Services like staking are seeing growth in terms of value and the percentages of the network controlled by these organized cartels. Several such paradigms such as tax management and savings accounts are coming up as value-added services that are changing crypto by recreating traditional financial structures. Exchanges, as the primary on-ramp to crypto, can dominate this game if they play their cards right.
Crypto exchanges have mostly been limited to generic activities like trading and providing margin lending/borrowing services. A shift to new paradigms provides these entities with the opportunity to cement themselves as the most important layer of institutions in crypto.
Imagine if Binance had a tax management service that charged users a fee and then consolidated their trading history and presented a tax bill. Of course, this would be limited to a few countries at first, but it would enhance loyalty and incentivize traders to stick to exchanges that offer these services.
At the same time, if something like the DAI Savings Rate offered by MakerDAO was accessible through Binance, people with large trading stacks would adopt DAI instead of USDT to earn a yield on their stablecoins while they sit out of the market.
Exchanges have a goliath opportunity in front of them. By integrating value-added services, they can legitimately challenge the entire financial industry by becoming the crypto equivalent of a “too-big-to-fail” institution.
While the scale of their growth is limited by the size of the cryptocurrency industry, this can actually be considered a boon rather than a bane, considering the cryptocurrency industry as a whole has a long way to go before growth starts to stagnate or decline.

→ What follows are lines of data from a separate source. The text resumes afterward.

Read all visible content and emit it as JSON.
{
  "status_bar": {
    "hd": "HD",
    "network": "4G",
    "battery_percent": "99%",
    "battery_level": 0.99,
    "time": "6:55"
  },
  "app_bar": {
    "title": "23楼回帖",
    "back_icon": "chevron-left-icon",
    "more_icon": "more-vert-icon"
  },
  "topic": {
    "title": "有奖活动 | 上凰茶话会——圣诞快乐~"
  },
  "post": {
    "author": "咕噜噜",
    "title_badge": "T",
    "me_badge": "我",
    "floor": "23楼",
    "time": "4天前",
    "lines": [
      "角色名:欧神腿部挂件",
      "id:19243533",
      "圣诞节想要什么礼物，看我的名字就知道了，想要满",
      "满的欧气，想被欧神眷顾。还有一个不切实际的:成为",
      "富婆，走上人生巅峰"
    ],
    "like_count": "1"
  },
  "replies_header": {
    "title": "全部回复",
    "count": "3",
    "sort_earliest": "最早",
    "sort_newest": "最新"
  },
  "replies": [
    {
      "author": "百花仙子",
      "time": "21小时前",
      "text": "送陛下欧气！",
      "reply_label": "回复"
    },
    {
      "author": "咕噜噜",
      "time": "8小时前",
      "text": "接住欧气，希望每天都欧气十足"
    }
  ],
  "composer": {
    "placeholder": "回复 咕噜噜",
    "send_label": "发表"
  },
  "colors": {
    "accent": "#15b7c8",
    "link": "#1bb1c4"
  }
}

DEXes are another possible vector that could prove to be detrimental to centralized exchanges. Consider a situation where a trader is faced with a decision to choose either centralized Binance or permissionless Uniswap to conduct a certain trade. If it’s a $100,000-500,000 trade, it would result in them probably choosing Binance. Nine out of ten times, a trader would prefer non-custodial Uniswap.
In order to challenge this paradigm, centralized exchanges need to be able to offer more. Without that, if their entire business model relies solely on their role as a facilitator of exchange, their moat can be easily overcome by DEXes.
There is a lot these exchanges can do, from tax management and savings accounts to providing transfer escrows and more specific financial services. But what sets them apart from their permissionless counterparts is easy integration of code, without major public audits and non-custodial dictates.
Whether exchanges do this or not is yet to be seen, but there are small signs of them taking this path with Binance and Coinbase adding services like staking and savings accounts respectively.